One VnExpress reader, Nguyen, said: "I was in the 10th grade when my family and I moved to the U.S. After more than 10 years with no significant career breakthrough, I was invited to work at an international hospital in Vietnam. In the beginning, I was under the impression that my knowledge and abilities could help my home country more than the U.S. Besides, you do not have to pull strings or ask for help while working in a private environment as you might have to do as a civil servant, so I accepted, quickly.

However, upon returning, I quickly grew disillusioned with my new job. Although I work in a private environment, in reality, most of them are still people who have moved from the state, so even though I work as a manager, it's no different from begging. There is a lot of management overlap in the hospital where I work. Even the director or general director is afraid of the deans in my department.

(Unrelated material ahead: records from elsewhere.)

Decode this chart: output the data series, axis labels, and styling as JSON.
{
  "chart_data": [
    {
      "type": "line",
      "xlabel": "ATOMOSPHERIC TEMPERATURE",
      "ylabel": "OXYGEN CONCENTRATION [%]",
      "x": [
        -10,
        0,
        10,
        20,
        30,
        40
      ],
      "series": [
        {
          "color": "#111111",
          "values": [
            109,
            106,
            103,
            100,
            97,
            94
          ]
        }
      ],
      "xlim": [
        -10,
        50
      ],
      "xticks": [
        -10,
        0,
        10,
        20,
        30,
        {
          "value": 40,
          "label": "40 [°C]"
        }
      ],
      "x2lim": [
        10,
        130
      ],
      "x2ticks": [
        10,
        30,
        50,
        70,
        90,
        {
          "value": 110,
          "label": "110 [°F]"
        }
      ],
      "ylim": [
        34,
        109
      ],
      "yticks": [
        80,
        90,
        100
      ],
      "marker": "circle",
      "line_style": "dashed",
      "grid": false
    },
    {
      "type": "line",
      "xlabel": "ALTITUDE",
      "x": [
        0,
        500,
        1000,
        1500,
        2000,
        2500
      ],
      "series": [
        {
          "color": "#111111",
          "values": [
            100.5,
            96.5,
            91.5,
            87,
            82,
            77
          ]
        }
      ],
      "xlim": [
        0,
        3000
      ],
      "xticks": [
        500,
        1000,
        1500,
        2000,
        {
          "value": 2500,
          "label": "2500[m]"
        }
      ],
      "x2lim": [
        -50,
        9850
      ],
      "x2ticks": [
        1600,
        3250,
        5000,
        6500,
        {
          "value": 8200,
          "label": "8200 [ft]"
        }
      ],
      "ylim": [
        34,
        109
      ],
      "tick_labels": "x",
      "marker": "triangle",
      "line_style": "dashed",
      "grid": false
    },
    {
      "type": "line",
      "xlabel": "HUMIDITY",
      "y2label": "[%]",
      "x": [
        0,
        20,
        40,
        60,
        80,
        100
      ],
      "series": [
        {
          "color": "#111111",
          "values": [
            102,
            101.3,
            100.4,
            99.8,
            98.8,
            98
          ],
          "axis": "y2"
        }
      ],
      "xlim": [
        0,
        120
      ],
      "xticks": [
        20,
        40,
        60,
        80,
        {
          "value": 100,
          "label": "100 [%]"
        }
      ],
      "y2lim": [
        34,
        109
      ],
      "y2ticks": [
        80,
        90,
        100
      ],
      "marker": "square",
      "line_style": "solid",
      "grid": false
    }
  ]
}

I feel isolated because I am unfamiliar with this kind of working environment.

It is also worth noting that our work practices do not follow any particular schedule; almost all tasks are usually assigned right before the deadlines. My colleagues and I have had to work from 8 a.m. to 6 a.m. the next morning just to sum up numbers. The data storage file is still the same as it was in the 90s, full of heavy excel files. The desktop cannot be loaded as it freezes every few minutes."

Naïve assumption

Reader Hung Q Nguyen had a similar tale to narrate.

"Having lived abroad for quite some time, I wanted to return to my country to work. On the one hand, I wanted to stay close to my brothers and my aging parents. On the other, I felt there was no better place to dedicate oneself than in one's own country. Nevertheless, soon after returning, I wanted to leave. Some people think that's because I'm unable to find work abroad. Others think that the work-life quality at home is not too bad now.

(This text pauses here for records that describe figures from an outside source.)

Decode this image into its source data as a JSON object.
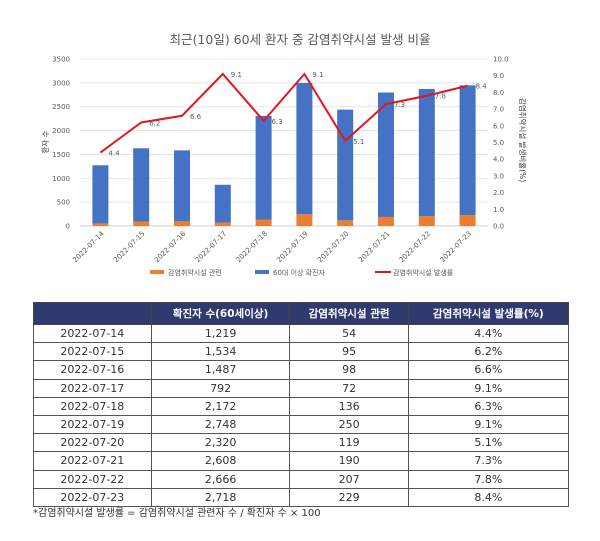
{
  "chart_data": {
    "type": "bar+line",
    "title": "최근(10일) 60세 환자 중 감염취약시설 발생 비율",
    "ylabel": "환자 수",
    "y2label": "감염취약시설 발생비율(%)",
    "ylim": [
      0,
      3500
    ],
    "yticks": [
      "0",
      "500",
      "1000",
      "1500",
      "2000",
      "2500",
      "3000",
      "3500"
    ],
    "y2lim": [
      0,
      10
    ],
    "y2ticks": [
      "0.0",
      "1.0",
      "2.0",
      "3.0",
      "4.0",
      "5.0",
      "6.0",
      "7.0",
      "8.0",
      "9.0",
      "10.0"
    ],
    "categories": [
      "2022-07-14",
      "2022-07-15",
      "2022-07-16",
      "2022-07-17",
      "2022-07-18",
      "2022-07-19",
      "2022-07-20",
      "2022-07-21",
      "2022-07-22",
      "2022-07-23"
    ],
    "series": [
      {
        "name": "감염취약시설 관련",
        "type": "stacked-bar",
        "color": "#ed7d31",
        "values": [
          54,
          95,
          98,
          72,
          136,
          250,
          119,
          190,
          207,
          229
        ]
      },
      {
        "name": "60대 이상 확진자",
        "type": "stacked-bar",
        "color": "#4472c4",
        "values": [
          1219,
          1534,
          1487,
          792,
          2172,
          2748,
          2320,
          2608,
          2666,
          2718
        ]
      },
      {
        "name": "감염취약시설 발생률",
        "type": "line",
        "axis": "right",
        "color": "#e3151f",
        "values": [
          4.4,
          6.2,
          6.6,
          9.1,
          6.3,
          9.1,
          5.1,
          7.3,
          7.8,
          8.4
        ],
        "labels": [
          "4.4",
          "6.2",
          "6.6",
          "9.1",
          "6.3",
          "9.1",
          "5.1",
          "7.3",
          "7.8",
          "8.4"
        ]
      }
    ],
    "legend": "bottom"
  },
  "table": {
    "headers": [
      "",
      "확진자 수(60세이상)",
      "감염취약시설 관련",
      "감염취약시설 발생률(%)"
    ],
    "rows": [
      [
        "2022-07-14",
        "1,219",
        "54",
        "4.4%"
      ],
      [
        "2022-07-15",
        "1,534",
        "95",
        "6.2%"
      ],
      [
        "2022-07-16",
        "1,487",
        "98",
        "6.6%"
      ],
      [
        "2022-07-17",
        "792",
        "72",
        "9.1%"
      ],
      [
        "2022-07-18",
        "2,172",
        "136",
        "6.3%"
      ],
      [
        "2022-07-19",
        "2,748",
        "250",
        "9.1%"
      ],
      [
        "2022-07-20",
        "2,320",
        "119",
        "5.1%"
      ],
      [
        "2022-07-21",
        "2,608",
        "190",
        "7.3%"
      ],
      [
        "2022-07-22",
        "2,666",
        "207",
        "7.8%"
      ],
      [
        "2022-07-23",
        "2,718",
        "229",
        "8.4%"
      ]
    ]
  },
  "footnote": "*감염취약시설 발생률 = 감염취약시설 관련자 수 / 확진자 수 × 100"
}
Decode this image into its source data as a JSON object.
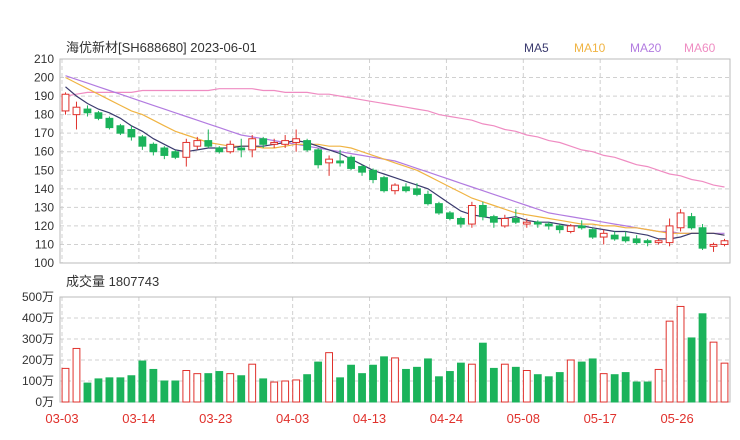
{
  "header": {
    "title": "海优新材[SH688680] 2023-06-01"
  },
  "legend": [
    {
      "name": "MA5",
      "color": "#3a3a6e"
    },
    {
      "name": "MA10",
      "color": "#f0b443"
    },
    {
      "name": "MA20",
      "color": "#b27be0"
    },
    {
      "name": "MA60",
      "color": "#ef8cc2"
    }
  ],
  "colors": {
    "up": "#e0312c",
    "down": "#1bb35b",
    "grid": "#d0d0d0",
    "axis": "#333333"
  },
  "volume_panel": {
    "title": "成交量 1807743"
  },
  "chart_data": [
    {
      "type": "candlestick",
      "title": "海优新材[SH688680] 2023-06-01",
      "ylim": [
        100,
        210
      ],
      "yticks": [
        100,
        110,
        120,
        130,
        140,
        150,
        160,
        170,
        180,
        190,
        200,
        210
      ],
      "x_tick_labels": [
        "03-03",
        "03-14",
        "03-23",
        "04-03",
        "04-13",
        "04-24",
        "05-08",
        "05-17",
        "05-26"
      ],
      "x_tick_index": [
        0,
        7,
        14,
        21,
        28,
        35,
        42,
        49,
        56
      ],
      "ohlc": [
        [
          182,
          192,
          180,
          191
        ],
        [
          180,
          187,
          172,
          184
        ],
        [
          183,
          185,
          179,
          181
        ],
        [
          181,
          182,
          177,
          178
        ],
        [
          178,
          179,
          172,
          173
        ],
        [
          174,
          175,
          169,
          170
        ],
        [
          172,
          174,
          166,
          168
        ],
        [
          168,
          169,
          161,
          163
        ],
        [
          164,
          165,
          158,
          160
        ],
        [
          162,
          163,
          156,
          158
        ],
        [
          160,
          161,
          156,
          157
        ],
        [
          157,
          167,
          152,
          165
        ],
        [
          163,
          168,
          161,
          166
        ],
        [
          166,
          172,
          162,
          163
        ],
        [
          162,
          163,
          159,
          160
        ],
        [
          160,
          166,
          159,
          164
        ],
        [
          162,
          167,
          157,
          161
        ],
        [
          161,
          169,
          157,
          167
        ],
        [
          167,
          168,
          162,
          164
        ],
        [
          164,
          167,
          162,
          165
        ],
        [
          164,
          169,
          162,
          166
        ],
        [
          165,
          172,
          160,
          167
        ],
        [
          166,
          167,
          160,
          161
        ],
        [
          161,
          162,
          151,
          153
        ],
        [
          154,
          158,
          147,
          156
        ],
        [
          155,
          161,
          152,
          154
        ],
        [
          157,
          158,
          150,
          151
        ],
        [
          152,
          153,
          147,
          149
        ],
        [
          150,
          151,
          143,
          145
        ],
        [
          146,
          147,
          138,
          139
        ],
        [
          139,
          143,
          137,
          142
        ],
        [
          141,
          143,
          138,
          139
        ],
        [
          140,
          143,
          136,
          137
        ],
        [
          137,
          139,
          131,
          132
        ],
        [
          132,
          133,
          126,
          127
        ],
        [
          127,
          128,
          123,
          124
        ],
        [
          124,
          125,
          119,
          121
        ],
        [
          121,
          133,
          119,
          131
        ],
        [
          131,
          133,
          123,
          125
        ],
        [
          125,
          126,
          119,
          122
        ],
        [
          120,
          126,
          119,
          124
        ],
        [
          124,
          129,
          121,
          122
        ],
        [
          121,
          124,
          119,
          122
        ],
        [
          122,
          123,
          119,
          121
        ],
        [
          121,
          122,
          118,
          120
        ],
        [
          120,
          121,
          116,
          118
        ],
        [
          117,
          121,
          116,
          120
        ],
        [
          120,
          123,
          118,
          119
        ],
        [
          118,
          119,
          113,
          114
        ],
        [
          114,
          118,
          110,
          116
        ],
        [
          115,
          117,
          112,
          113
        ],
        [
          114,
          117,
          111,
          112
        ],
        [
          113,
          115,
          110,
          111
        ],
        [
          112,
          113,
          109,
          111
        ],
        [
          111,
          113,
          110,
          112
        ],
        [
          111,
          124,
          109,
          120
        ],
        [
          119,
          129,
          117,
          127
        ],
        [
          125,
          127,
          118,
          119
        ],
        [
          119,
          121,
          107,
          108
        ],
        [
          109,
          111,
          106,
          110
        ],
        [
          110,
          113,
          109,
          112
        ]
      ],
      "ma5": [
        195,
        190,
        186,
        183,
        181,
        178,
        174,
        171,
        167,
        164,
        161,
        160,
        161,
        162,
        162,
        162,
        163,
        163,
        163,
        164,
        165,
        166,
        165,
        163,
        161,
        159,
        156,
        153,
        150,
        148,
        146,
        144,
        142,
        140,
        136,
        132,
        128,
        126,
        125,
        124,
        124,
        125,
        123,
        122,
        122,
        121,
        120,
        120,
        119,
        118,
        117,
        117,
        116,
        115,
        113,
        113,
        114,
        116,
        116,
        116,
        115
      ],
      "ma10": [
        200,
        197,
        194,
        191,
        188,
        185,
        182,
        180,
        177,
        174,
        171,
        169,
        167,
        165,
        164,
        163,
        163,
        163,
        162,
        162,
        163,
        164,
        164,
        164,
        163,
        163,
        162,
        160,
        158,
        156,
        154,
        152,
        150,
        147,
        144,
        141,
        138,
        135,
        133,
        131,
        129,
        127,
        126,
        125,
        124,
        123,
        122,
        121,
        121,
        120,
        120,
        119,
        119,
        118,
        117,
        116,
        116,
        116,
        116,
        116,
        115
      ],
      "ma20": [
        201,
        199,
        197,
        195,
        193,
        191,
        189,
        187,
        185,
        183,
        181,
        179,
        177,
        175,
        173,
        171,
        169,
        168,
        167,
        166,
        165,
        164,
        163,
        162,
        161,
        160,
        159,
        158,
        157,
        156,
        155,
        153,
        151,
        149,
        147,
        145,
        143,
        141,
        139,
        137,
        135,
        133,
        131,
        129,
        127,
        126,
        125,
        124,
        123,
        122,
        121,
        120,
        119,
        118,
        117,
        117,
        116,
        116,
        116,
        116,
        116
      ],
      "ma60": [
        190,
        191,
        192,
        192,
        192,
        192,
        192,
        193,
        193,
        193,
        193,
        193,
        193,
        193,
        194,
        194,
        194,
        194,
        193,
        193,
        192,
        192,
        192,
        191,
        191,
        190,
        189,
        188,
        187,
        186,
        185,
        184,
        183,
        182,
        180,
        179,
        178,
        177,
        175,
        174,
        172,
        171,
        169,
        168,
        166,
        165,
        163,
        161,
        160,
        158,
        157,
        155,
        153,
        152,
        150,
        148,
        147,
        145,
        144,
        142,
        141
      ]
    },
    {
      "type": "bar",
      "title": "成交量 1807743",
      "unit": "万",
      "ylim": [
        0,
        500
      ],
      "yticks": [
        "0万",
        "100万",
        "200万",
        "300万",
        "400万",
        "500万"
      ],
      "values": [
        160,
        255,
        90,
        110,
        115,
        115,
        125,
        195,
        155,
        100,
        100,
        150,
        135,
        135,
        145,
        135,
        125,
        180,
        110,
        95,
        100,
        105,
        130,
        190,
        235,
        115,
        175,
        135,
        175,
        215,
        210,
        155,
        165,
        205,
        120,
        145,
        185,
        180,
        280,
        160,
        180,
        165,
        150,
        130,
        120,
        140,
        200,
        190,
        205,
        135,
        130,
        140,
        95,
        95,
        155,
        385,
        455,
        305,
        420,
        285,
        185
      ]
    }
  ]
}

In reality, my experience has been completely different. The companies I work for are unprofessional and lack equipment and financial resources in many areas; the administration is confusing... Many people in the company have the habit of taking undue advantage of others because they are afraid that some are more competent than they are. Some like to gossip and make their own assumptions.

Now I see that my thought about going back to dedicate myself was naive. Obviously, that does not mean I'm giving up. How can I give up after so many years of working abroad?"

Professional environment

On the topic of attracting talented people to return to their homeland, reader Dinh said the key factor was creating a professional working environment.

"Talented and virtuous people are always present in society, and it does not have to be that those that study abroad in developed countries are best placed to help the nation.

Studying abroad and using knowledge to serve the homeland is great, but the most important thing is that the head of the organization must be a competent individual with integrity to attract great talents and develop their potential.

The talent of the leader here is not about having knowledge in all areas in the world; it is the ability to win people's hearts. Salary is important but not the deciding factor. For example, the company I used to work for was a large corporation which paid a lot of money to employment agencies to find talented employees. However, after a short while, most such employees resigned because of one reason: the attitude of the business owner.

In the mindset of many company heads in the country, the owner is in complete control and no matter how good the employee is, he is just a salary man... You want to recruit talented people, but if you do not want to listen to suggestions and criticism, then how can your employees achieve their full potential?"